Sejak awal diputar film ini Memanf memperlihatkan dengan jelas stigma pria harus selalu kuat, Hal itu membuat pria yang memiliki kekurangan berusaha menutupinya dengan segala cara agar tetap terlihat jantan.
Sosok Ajo Kawir yang diperankan Marthino Lio tersebut menggambarkan hal tersebut yang terkenal sebagai jagoan tak kenal rasa takut dan kerap melakukan kekerasan, Akan tetapi sebenernya Ajo Kawir memiliki riwayat penyakit impoten yang menjadi momok atau mimpi buruk bagi kaum Adam di mana pun yang mempermasalahkan tentang “kejantanan” yang dimiliki Ajo Kawir sejatinya tidak bisa dilepaskan dari sejumlah faktor.
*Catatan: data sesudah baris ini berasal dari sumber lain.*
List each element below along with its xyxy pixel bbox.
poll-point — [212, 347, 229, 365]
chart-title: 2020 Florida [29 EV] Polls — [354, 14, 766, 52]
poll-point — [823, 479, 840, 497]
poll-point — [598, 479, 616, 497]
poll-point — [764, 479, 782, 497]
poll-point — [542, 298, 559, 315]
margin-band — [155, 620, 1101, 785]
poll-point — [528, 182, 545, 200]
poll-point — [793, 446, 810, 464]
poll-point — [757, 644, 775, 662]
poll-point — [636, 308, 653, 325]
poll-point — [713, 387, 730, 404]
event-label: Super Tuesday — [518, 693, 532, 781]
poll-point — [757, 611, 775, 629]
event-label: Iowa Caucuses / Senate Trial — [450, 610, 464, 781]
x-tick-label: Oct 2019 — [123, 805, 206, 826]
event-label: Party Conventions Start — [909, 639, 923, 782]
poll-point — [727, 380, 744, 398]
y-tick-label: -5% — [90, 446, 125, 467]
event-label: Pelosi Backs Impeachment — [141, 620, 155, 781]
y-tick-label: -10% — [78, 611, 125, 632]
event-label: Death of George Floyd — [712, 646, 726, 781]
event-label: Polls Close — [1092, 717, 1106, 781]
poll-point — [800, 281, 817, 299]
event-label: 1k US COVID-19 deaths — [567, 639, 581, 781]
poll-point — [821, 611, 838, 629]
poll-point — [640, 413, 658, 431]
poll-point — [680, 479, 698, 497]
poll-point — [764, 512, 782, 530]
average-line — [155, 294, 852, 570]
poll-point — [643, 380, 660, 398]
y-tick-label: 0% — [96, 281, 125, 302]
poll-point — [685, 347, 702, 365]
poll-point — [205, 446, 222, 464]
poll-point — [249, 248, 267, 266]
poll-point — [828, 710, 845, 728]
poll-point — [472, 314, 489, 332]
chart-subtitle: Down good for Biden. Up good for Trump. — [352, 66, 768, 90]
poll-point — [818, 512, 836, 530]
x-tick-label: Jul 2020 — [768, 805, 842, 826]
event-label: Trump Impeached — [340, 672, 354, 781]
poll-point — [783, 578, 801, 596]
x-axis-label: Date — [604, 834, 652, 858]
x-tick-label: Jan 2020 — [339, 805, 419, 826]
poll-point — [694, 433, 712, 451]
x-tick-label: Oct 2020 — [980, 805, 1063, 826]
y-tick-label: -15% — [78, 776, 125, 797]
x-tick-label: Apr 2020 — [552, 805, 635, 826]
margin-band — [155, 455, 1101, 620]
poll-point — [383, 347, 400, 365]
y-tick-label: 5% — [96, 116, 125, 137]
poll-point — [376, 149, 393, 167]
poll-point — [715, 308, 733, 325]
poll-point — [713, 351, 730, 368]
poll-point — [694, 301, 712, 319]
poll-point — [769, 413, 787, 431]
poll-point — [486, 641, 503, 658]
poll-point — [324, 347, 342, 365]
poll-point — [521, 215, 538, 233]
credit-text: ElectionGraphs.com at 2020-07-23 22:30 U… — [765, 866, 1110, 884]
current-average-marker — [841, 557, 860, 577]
Akibat respons tak manusiawi dari lingkungannya terhadap pengalamannya yang traumatis di masa lalu. Belum lagi stigma toksik soal kejantanan yang menuntut pria “tidak boleh lemah” atau harus “macho”.
Film ini juga mampu menjadi pengingat bahwa trauma apa pun yang dialami seorang anak tidak bisa dianggap sepele, karena akan berdampak hingga dewasa.